I generally offer counselling as part of one of my detox programmes. I've found that offering counselling sessions outside a structured programme isn't as effective. This page explains what's involved.

My Approach

The Past

There are many reasons why people drink, so it's always useful to have a look at how you got to where you are today. It may be just that you enjoy alcohol, and that it's gradually crept up on you over many years. It might be one major life event that kick-started your drinking. Or it may be any number of other things, either simple or complex, normal or extraordinary. There's no need to dwell on the past too much, just to use it to understand what's going on.

The Present

Because from many years of helping people who have problems with alcohol, I've learned that the most positive approach is to focus on what you can change – the present and the future.

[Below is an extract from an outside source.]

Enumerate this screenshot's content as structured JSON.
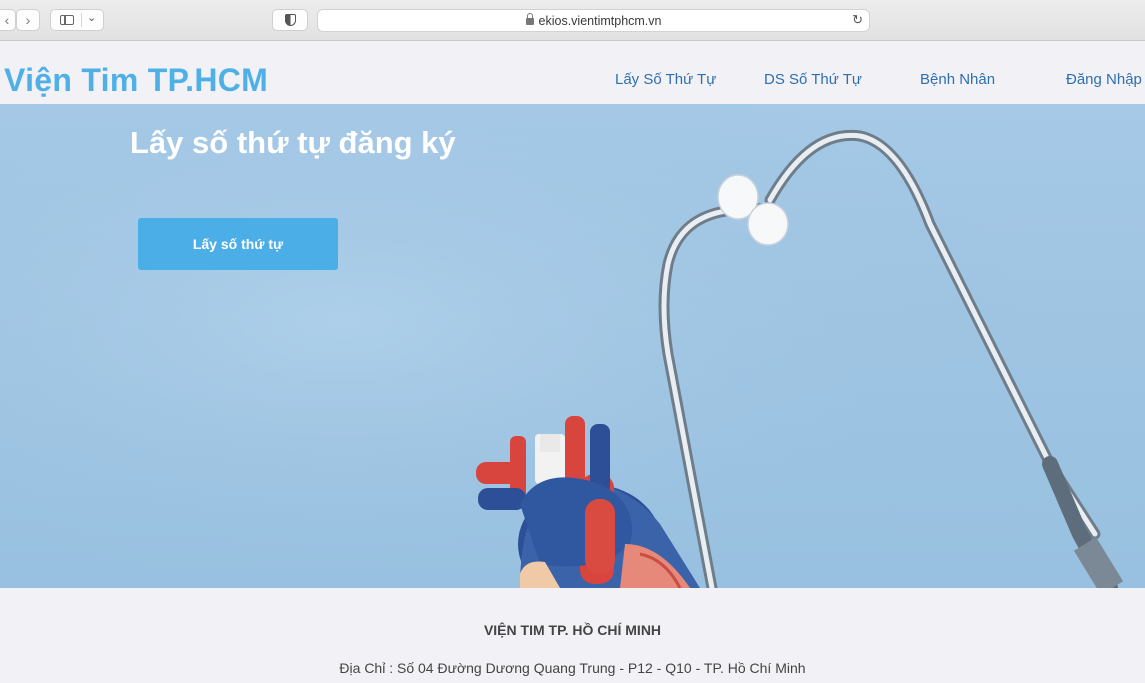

Once we know a bit more about why you are drinking we can begin to build a recovery programme that suits you and your circumstances. I can tell you what has works well and what doesn't, and we can discuss a variety of practical and psychological techniques and strategies that will give you the best chance of success.

The Future

Once you've managed to stop drinking, then I aim to build your confidence in your new alcohol-free lifestyle, so that you feel safe from relapse and can identify your strengths and use them to your advantage.

We also look at the thoughts and feelings that trigger drinking and identify high risk situations and how to avoid them. Should you relapse we can discuss the reasons behind it and how to avoid it happening again.

Where and How

Regular counselling sessions in your home or in my Exeter consulting clinic are usually only feasible for clients in the South West.

However, I am increasingly offering sessions via Telephone and Skype, which work well - and which are feasible from anywhere in the world. These are backed up by ad hoc contact via email and text.